The top half of the women’s draw, which will begin play on Monday, includes third-seeded Garbiñe Muguruza, the defending champion, who opens against a British wild card, Naomi Broady. Also on the top half of the draw are top-seeded Simona Halep and eighth-seeded Petra Kvitova, who was the oddsmakers’ favorite before the draw was made. In the fourth round, Kvitova could face the winner of a possible third-round match between the five-time Grand Slam champion Maria Sharapova and the 2017 French Open champion Jelena Ostapenko.

The men’s draw, which normally features fewer well-known players among the unseeded ranks, this time has two unseeded players who were among the top five seeds in last year’s tournament.

Andy Murray, a two-time Wimbledon champion and the top seed here last year, is now ranked 156th and unseeded after missing 11 months of competition. He received an uncomfortable start to his tournament with a first-round match against Benoît Paire and a second-round match against either Jérémy Chardy, who has a 12-2 record on grass this year, or 26th-seeded Denis Shapovalov, the Wimbledon junior champion two years before.

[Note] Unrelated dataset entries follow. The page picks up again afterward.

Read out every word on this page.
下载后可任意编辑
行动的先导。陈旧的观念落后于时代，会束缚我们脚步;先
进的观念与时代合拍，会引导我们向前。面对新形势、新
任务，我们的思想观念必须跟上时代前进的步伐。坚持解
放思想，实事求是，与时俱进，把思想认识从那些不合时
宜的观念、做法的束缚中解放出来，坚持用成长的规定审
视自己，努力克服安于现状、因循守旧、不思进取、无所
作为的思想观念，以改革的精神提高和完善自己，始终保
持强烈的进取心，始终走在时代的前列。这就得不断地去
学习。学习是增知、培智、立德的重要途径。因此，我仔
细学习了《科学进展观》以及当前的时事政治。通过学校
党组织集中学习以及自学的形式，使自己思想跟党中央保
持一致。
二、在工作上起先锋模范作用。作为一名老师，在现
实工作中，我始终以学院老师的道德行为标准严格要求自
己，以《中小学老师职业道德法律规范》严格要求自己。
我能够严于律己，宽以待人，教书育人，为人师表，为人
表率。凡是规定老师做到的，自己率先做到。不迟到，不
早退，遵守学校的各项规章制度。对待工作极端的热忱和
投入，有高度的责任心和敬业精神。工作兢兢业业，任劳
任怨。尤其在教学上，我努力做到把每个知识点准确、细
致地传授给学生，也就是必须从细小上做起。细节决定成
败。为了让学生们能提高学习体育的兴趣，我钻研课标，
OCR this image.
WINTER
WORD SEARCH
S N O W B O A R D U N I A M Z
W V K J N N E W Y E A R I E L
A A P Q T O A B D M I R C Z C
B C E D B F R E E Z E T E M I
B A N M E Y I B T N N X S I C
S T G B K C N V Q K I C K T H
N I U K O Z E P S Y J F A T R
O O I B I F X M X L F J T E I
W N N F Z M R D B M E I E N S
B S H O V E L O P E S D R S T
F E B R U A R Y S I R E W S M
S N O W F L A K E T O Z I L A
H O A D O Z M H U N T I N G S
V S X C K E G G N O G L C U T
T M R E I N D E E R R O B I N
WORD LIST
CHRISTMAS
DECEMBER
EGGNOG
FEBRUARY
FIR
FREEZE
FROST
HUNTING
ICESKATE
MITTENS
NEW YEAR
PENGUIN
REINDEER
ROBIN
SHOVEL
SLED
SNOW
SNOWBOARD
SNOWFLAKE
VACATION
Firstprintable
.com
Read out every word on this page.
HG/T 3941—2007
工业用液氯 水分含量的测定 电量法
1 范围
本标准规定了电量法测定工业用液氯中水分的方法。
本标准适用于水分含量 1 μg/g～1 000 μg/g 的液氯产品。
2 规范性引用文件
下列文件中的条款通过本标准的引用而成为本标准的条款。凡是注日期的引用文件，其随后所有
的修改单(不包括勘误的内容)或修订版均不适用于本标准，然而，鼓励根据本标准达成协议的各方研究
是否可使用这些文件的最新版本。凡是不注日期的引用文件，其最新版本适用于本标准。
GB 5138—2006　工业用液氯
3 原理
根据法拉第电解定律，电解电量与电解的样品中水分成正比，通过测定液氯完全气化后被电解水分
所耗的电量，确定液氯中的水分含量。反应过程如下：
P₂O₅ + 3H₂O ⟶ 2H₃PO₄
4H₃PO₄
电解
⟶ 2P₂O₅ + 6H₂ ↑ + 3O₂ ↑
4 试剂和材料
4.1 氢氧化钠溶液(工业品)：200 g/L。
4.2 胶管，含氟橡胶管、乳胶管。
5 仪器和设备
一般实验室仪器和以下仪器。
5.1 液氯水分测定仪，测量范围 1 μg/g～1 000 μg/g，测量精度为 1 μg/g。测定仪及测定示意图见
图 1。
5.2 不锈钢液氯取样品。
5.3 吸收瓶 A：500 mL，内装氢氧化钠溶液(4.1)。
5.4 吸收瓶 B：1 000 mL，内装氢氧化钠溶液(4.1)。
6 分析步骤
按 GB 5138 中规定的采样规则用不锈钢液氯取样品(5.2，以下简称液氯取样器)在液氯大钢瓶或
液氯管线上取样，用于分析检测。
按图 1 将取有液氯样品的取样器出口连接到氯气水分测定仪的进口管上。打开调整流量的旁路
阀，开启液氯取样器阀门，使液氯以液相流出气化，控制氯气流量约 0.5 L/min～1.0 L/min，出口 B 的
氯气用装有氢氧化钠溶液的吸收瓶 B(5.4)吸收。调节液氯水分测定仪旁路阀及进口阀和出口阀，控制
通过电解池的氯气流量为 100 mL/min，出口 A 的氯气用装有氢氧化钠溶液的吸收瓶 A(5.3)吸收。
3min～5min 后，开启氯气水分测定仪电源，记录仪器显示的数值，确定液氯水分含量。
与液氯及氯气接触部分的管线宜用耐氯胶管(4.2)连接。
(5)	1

Stan Wawrinka, seeded fifth here last year, is also unseeded, with a ranking of 225th. In the most high-profile first-round match in either draw, Wawrinka drew sixth-seeded Grigor Dimitrov, a Wimbledon semifinalist in 2014, in the first round.

The top men’s players who have maintained high rankings received considerably more comfortable openings. The defending champion and top seed Roger Federer will face 57th-ranked Dusan Lajovic, with 94th-ranked Lukas Lacko or the 285th-ranked qualifier Benjamin Bonzi looming in the second round.

In the fourth round, Federer could face 16th-ranked Borna Coric, who beat him in the final of a grass court tournament in Halle, Germany, this month.

Rafael Nadal, who is the top-ranked player in the ATP but was seeded second behind Federer because of the Wimbledon seeding formula’s weighting of success on grass, will open against 129th-ranked Dudi Sela, and would face 93rd-ranked Vasek Pospisil or 90th-ranked Mikhail Kukushkin in the second round. The seeds he is likeliest to face earliest in the tournament, No. 29 Marco Cecchinato and No. 14 Diego Schwartzman, have never won a match at Wimbledon.